In the approvable letter, the FDA indicated that the label for Nuvigil will be affected by the outcome of its review of new information regarding a link between Cephalon’s investigational ADHD drug Sparlon and a possible case of Stevens Johnson syndrome.
Nuvigil’s active ingredient armodafinil is a formulation of modafinil, which is the active ingredient in Sparlon, as well as the company’s already approved sleep disorder medication, Provigil.
The company submitted a new drug application on March 31, 2005, seeking to market Nuvigil for the treatment of excessive sleepiness associated with narcolepsy, obstructive sleep apnea/hypopnea syndrome and shift work sleep disorder.
In studies submitted to the FDA, Nuvigil was generally well tolerated, with a safety profile consistent with that observed in studies of Provigil. The most common adverse effects observed included headache, nausea, dizziness, insomnia and anxiety.
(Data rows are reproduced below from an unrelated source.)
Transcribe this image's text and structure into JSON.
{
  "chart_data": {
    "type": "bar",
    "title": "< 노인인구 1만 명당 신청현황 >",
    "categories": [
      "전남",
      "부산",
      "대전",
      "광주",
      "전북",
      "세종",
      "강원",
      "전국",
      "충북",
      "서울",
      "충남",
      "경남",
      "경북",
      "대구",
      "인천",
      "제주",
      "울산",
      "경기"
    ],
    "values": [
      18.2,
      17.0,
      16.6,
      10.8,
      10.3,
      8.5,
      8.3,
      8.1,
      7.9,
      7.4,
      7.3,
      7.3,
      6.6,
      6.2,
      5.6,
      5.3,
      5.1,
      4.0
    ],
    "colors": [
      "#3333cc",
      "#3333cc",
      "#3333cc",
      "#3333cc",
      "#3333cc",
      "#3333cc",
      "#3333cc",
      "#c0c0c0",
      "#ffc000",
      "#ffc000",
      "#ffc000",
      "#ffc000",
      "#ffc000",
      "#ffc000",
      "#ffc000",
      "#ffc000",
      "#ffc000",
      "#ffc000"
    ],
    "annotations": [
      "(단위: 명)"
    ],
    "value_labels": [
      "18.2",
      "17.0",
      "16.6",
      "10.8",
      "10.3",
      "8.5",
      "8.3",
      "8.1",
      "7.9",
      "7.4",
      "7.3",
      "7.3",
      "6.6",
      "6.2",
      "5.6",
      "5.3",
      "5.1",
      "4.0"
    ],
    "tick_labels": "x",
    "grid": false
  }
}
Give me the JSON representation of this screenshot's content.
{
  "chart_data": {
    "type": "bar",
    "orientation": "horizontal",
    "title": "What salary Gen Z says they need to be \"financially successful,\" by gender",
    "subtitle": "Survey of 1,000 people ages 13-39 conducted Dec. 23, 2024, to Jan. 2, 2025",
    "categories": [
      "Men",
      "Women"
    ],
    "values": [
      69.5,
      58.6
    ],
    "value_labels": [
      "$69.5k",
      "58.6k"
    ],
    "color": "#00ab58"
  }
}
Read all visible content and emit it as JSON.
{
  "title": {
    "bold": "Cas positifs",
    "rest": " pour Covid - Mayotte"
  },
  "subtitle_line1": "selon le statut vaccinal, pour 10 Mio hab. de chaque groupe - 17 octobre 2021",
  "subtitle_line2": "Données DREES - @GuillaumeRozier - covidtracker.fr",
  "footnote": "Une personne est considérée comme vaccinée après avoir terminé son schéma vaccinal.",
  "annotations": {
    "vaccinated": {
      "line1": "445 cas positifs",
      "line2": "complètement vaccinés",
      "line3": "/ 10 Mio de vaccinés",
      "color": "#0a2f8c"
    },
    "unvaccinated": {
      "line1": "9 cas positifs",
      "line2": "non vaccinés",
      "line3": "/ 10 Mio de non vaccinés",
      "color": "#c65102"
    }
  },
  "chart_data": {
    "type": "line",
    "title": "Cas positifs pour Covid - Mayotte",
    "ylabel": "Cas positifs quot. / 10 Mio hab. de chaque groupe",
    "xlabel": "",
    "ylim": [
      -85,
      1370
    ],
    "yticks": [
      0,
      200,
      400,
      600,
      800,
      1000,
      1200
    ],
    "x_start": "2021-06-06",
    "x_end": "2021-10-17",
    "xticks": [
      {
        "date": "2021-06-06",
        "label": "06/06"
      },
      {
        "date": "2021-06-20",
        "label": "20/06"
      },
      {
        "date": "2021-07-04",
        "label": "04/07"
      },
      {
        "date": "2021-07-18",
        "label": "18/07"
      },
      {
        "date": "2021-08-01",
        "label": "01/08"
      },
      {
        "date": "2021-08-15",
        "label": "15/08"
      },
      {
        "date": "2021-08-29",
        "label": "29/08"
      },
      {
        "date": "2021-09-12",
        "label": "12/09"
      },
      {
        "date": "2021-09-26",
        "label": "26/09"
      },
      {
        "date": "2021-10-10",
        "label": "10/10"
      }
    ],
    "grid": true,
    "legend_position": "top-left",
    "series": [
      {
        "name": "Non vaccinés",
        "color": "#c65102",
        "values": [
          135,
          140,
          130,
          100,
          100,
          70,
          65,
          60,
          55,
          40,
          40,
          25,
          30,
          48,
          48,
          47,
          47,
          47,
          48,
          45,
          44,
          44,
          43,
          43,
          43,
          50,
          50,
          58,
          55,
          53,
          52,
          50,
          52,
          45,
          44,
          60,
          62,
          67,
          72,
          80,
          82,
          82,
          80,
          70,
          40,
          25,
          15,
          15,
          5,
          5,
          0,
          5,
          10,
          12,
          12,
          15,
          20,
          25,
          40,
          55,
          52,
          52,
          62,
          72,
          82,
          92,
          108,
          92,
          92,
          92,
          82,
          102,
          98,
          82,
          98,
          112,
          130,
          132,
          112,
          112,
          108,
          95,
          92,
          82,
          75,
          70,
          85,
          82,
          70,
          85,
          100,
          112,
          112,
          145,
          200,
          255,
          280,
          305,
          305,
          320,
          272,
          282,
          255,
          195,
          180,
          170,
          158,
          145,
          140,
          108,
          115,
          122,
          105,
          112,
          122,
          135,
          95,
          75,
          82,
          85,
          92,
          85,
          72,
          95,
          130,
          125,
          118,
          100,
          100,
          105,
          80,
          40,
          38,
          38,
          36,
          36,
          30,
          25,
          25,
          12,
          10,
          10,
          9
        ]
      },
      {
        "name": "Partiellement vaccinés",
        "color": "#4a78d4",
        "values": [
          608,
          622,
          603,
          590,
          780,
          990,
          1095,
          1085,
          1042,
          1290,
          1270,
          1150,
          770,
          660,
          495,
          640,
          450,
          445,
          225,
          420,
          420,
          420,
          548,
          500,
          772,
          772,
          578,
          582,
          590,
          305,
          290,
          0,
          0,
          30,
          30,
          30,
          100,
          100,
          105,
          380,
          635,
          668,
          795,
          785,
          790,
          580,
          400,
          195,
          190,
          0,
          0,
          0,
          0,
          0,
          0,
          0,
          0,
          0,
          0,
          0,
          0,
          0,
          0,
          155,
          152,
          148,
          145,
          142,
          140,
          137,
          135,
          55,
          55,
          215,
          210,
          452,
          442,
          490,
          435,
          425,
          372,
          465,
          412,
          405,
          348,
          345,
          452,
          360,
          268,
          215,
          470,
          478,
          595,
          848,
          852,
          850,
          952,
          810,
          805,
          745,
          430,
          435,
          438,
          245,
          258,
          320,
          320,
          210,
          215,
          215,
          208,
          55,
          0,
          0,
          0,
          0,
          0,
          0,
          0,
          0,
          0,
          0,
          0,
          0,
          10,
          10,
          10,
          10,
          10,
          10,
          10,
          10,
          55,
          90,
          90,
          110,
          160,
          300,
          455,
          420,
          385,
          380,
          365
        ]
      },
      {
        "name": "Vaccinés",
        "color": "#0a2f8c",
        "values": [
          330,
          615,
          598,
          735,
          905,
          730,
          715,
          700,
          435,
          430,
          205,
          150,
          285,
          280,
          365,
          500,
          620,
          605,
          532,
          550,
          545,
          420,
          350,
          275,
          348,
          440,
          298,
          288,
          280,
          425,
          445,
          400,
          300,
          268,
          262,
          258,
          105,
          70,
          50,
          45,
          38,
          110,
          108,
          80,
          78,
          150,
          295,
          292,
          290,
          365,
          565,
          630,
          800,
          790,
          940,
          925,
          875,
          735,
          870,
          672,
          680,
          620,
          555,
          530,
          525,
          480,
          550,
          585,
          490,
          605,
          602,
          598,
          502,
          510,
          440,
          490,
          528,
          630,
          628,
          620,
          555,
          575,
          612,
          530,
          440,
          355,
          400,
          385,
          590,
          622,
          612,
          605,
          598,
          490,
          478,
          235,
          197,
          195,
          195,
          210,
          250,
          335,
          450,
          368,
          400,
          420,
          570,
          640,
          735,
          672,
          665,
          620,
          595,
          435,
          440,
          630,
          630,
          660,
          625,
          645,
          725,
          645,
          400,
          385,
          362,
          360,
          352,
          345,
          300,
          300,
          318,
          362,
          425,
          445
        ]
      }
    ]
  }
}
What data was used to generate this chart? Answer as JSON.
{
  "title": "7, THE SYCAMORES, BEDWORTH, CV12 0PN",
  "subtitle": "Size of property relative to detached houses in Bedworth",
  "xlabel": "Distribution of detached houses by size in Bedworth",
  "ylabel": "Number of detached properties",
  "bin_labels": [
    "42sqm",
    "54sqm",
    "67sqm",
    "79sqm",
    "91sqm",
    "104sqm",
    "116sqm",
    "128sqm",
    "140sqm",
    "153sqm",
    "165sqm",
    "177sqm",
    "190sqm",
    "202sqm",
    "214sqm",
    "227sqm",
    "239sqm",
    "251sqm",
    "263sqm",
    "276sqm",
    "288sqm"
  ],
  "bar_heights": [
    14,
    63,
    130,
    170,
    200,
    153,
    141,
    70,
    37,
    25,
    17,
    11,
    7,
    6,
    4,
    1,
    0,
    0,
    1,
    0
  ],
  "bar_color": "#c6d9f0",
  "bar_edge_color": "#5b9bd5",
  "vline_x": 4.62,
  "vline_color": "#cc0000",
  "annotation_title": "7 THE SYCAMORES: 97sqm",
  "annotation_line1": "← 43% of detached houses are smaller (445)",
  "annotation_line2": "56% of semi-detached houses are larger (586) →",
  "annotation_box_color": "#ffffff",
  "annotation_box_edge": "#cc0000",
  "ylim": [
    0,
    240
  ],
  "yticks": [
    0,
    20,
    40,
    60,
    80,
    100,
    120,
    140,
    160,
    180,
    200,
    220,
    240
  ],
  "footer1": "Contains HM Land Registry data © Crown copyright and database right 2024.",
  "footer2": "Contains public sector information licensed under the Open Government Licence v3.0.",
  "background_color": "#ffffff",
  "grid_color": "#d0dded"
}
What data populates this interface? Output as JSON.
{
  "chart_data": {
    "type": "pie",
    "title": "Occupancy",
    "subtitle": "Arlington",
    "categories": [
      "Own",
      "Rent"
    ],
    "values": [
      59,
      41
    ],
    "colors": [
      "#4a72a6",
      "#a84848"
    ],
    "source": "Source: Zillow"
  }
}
“We are working closely with the FDA to move this application to an approval and expand our offering of wake-promotion choices for patients,” said Dr Paul Blake, executive vice president of Cephalon’s worldwide medical and regulatory operations. “Based on the clinical trials, Nuvigil demonstrated a long duration of effect throughout the waking hours and we are excited at the potential to offer broader options to meet the needs of patients and physicians seeking treatment for excessive sleepiness.”